Leçons pour la France
Face à ce tableau, quelle est la politique de la France ? Celle « du chien crevé au fil de l’eau ».
L’alignement français sur les positions américaines, nette depuis la réintégration française du commandement intégré de l’OTAN (mars 2009), a fait perdre à Paris toute marge de manœuvre pour jouer un rôle, pourtant taillé à sa mesure compte tenu de sa tradition diplomatique et de ses alliés régionaux. Apprentie sorcière en Libye (en février 2011), aveugle en Syrie (au point d’entraîner et d’armer les islamistes « modérés » et d’être à deux doigts d’envoyer des Rafale en août 2013 rééditer l’erreur libyenne), tournant le dos à l’Iran (en réclamant toujours plus de sanctions), elle a été prise de court par le revirement estival américain. Ce cocufiage de Paris par Washington ne serait que ridicule s’il n’emportait pas des conséquences tragiques sur le terrain et pour l’avenir.

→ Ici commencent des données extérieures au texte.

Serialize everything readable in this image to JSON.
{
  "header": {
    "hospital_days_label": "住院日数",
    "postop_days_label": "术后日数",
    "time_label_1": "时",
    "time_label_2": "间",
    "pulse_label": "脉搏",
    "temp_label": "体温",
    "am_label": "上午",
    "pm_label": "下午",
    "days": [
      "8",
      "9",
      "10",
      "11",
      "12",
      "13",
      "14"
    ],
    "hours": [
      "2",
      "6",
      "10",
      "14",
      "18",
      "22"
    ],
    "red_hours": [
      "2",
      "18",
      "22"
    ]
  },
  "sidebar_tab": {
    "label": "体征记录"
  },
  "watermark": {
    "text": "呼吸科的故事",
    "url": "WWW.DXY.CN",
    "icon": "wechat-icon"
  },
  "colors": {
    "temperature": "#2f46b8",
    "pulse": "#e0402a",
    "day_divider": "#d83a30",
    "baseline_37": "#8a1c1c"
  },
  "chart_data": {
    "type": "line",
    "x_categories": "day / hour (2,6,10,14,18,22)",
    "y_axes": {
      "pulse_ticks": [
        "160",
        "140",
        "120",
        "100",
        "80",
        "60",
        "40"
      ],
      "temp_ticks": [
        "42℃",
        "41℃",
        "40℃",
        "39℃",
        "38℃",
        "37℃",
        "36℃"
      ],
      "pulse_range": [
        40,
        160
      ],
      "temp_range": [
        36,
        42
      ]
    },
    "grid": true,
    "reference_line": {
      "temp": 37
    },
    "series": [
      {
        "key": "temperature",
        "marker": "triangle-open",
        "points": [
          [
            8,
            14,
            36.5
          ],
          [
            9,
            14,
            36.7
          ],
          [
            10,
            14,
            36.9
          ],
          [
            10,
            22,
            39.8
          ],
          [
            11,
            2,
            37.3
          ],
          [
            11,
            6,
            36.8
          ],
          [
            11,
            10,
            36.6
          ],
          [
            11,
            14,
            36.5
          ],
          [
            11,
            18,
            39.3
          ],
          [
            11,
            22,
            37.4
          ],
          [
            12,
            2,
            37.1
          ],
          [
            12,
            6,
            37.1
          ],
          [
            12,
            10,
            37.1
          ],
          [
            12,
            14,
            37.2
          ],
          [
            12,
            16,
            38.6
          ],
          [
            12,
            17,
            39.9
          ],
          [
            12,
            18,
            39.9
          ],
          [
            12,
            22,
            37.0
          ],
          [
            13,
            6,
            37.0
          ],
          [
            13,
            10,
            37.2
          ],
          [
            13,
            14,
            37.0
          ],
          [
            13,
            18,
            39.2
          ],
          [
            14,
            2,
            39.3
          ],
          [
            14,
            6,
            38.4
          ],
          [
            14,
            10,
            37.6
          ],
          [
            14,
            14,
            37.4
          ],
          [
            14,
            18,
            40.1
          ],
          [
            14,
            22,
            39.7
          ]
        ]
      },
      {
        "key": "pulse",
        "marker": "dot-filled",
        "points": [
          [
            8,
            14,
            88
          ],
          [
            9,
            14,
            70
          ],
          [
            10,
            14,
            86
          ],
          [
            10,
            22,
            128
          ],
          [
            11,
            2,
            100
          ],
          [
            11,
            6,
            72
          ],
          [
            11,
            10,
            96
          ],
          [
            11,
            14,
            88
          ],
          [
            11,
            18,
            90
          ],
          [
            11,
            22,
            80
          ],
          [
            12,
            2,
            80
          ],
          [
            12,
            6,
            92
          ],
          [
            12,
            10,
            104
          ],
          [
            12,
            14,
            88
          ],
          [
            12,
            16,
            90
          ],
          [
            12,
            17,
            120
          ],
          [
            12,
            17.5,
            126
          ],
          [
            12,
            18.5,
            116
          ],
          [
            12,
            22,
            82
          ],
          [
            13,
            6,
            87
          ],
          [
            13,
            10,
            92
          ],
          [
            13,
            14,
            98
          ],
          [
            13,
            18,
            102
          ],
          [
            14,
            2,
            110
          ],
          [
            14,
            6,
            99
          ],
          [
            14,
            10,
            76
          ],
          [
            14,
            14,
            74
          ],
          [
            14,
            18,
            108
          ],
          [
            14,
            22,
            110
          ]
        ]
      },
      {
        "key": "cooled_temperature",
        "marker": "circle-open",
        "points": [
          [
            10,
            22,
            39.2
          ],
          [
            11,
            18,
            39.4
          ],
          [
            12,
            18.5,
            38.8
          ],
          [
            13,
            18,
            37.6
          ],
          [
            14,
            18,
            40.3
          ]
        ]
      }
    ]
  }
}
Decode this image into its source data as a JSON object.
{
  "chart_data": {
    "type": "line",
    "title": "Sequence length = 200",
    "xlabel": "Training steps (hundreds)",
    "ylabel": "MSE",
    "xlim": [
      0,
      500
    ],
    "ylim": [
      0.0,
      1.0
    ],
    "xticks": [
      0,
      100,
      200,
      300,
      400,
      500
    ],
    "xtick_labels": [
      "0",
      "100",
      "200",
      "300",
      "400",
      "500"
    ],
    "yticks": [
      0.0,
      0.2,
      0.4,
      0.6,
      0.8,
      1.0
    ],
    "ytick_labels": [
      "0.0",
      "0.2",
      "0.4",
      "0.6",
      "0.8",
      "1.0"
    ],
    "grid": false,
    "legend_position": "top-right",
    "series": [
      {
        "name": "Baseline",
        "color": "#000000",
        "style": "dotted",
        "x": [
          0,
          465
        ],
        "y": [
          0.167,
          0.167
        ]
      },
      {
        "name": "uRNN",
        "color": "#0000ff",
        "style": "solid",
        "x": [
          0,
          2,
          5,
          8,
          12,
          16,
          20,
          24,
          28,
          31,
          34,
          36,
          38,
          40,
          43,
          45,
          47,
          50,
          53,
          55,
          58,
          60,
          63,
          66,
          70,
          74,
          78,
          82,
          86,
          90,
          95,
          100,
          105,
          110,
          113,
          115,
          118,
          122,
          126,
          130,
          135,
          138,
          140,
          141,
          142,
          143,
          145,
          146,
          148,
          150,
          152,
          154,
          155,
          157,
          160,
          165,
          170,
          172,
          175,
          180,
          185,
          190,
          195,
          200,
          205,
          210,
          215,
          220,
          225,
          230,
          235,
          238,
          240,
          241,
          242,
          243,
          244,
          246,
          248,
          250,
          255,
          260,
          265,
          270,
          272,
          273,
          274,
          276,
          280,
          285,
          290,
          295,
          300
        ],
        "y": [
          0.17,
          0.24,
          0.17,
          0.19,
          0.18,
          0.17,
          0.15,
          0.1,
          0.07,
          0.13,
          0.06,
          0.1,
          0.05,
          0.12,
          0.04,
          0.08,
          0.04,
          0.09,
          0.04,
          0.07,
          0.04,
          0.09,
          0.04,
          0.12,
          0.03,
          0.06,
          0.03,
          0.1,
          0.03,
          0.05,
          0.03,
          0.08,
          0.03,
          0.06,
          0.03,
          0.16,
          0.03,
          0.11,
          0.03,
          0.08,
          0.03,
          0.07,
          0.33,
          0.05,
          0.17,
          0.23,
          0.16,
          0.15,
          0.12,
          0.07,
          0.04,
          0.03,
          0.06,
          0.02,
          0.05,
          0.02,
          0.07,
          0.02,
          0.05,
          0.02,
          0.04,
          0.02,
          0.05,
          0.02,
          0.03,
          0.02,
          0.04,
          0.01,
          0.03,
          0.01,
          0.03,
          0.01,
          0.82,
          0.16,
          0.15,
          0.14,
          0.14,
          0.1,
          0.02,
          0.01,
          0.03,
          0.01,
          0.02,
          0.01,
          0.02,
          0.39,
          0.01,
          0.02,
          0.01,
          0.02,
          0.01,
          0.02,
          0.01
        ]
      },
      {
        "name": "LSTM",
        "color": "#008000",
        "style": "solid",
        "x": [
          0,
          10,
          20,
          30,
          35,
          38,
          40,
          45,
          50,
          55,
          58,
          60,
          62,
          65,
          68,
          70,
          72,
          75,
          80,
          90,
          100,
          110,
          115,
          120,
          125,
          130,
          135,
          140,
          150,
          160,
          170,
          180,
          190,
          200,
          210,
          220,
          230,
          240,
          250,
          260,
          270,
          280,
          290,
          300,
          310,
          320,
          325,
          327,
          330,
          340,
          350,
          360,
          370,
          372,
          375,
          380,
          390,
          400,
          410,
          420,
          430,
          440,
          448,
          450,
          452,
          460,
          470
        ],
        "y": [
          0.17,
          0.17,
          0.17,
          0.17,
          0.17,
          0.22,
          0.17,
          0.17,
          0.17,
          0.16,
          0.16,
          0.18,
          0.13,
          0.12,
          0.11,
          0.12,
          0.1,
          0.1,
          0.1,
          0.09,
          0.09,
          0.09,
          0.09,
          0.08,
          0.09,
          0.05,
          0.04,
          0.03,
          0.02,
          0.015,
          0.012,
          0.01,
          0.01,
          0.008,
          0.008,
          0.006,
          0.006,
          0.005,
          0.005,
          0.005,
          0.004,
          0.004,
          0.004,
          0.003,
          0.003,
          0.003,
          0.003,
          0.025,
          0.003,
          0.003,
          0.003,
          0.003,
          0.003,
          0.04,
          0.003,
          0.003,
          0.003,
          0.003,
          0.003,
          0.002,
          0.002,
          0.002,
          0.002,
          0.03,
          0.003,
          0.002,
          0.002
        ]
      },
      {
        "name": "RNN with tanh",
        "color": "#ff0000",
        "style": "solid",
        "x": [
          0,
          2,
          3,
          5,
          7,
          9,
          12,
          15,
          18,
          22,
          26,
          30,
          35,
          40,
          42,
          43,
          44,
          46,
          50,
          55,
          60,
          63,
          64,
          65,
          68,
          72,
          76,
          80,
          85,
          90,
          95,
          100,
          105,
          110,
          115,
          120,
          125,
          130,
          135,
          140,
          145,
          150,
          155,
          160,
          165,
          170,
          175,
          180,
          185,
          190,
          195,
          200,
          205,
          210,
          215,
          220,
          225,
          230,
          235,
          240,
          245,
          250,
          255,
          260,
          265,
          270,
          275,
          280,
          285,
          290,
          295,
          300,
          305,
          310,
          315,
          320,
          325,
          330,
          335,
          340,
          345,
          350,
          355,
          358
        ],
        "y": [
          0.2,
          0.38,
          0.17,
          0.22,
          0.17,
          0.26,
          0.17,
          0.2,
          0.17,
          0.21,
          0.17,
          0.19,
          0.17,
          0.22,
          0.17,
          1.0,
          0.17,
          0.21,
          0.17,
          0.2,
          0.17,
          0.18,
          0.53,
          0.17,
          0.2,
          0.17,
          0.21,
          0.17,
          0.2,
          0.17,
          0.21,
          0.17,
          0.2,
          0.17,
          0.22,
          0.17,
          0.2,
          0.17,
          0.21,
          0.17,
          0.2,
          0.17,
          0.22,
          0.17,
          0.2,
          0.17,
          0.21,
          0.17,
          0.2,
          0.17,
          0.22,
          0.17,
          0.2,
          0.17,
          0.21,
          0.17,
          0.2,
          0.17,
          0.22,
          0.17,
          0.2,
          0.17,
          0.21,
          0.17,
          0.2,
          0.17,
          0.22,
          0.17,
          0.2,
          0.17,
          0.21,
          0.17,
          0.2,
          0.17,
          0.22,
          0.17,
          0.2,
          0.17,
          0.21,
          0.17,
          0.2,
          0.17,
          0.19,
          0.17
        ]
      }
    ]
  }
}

Paris n’a ainsi plus une seule carte en mains : les routes de Moscou, de Téhéran et de Damas lui sont fermées et il n’est pas sûr que celles du palais saoudien d’Al Yamamah et de la Maison Blanche lui soient pour autant ouvertes. Délaissant sa tradition diplomatique, sourde aux réalités du terrain (l’armement de rebelles incontrôlables, le massacre des chrétiens, les effets terroristes sur son propre territoire), elle s’est fourvoyée dans cet Orient compliqué qu’elle connaissait pourtant si bien.
Pour jouer un rôle conforme à sa tradition et aux attentes de ses alliés régionaux, la France n’aura pas d’autre choix que de retrouver le chemin de Moscou, Téhéran et de Damas. Ce faisant, elle apportera un canal de discussions apprécié par les belligérants de la région et, même gageons-le, par la future Administration américaine. Participer à tout et n’être exclu de rien : tel est en effet le secret de la diplomatie.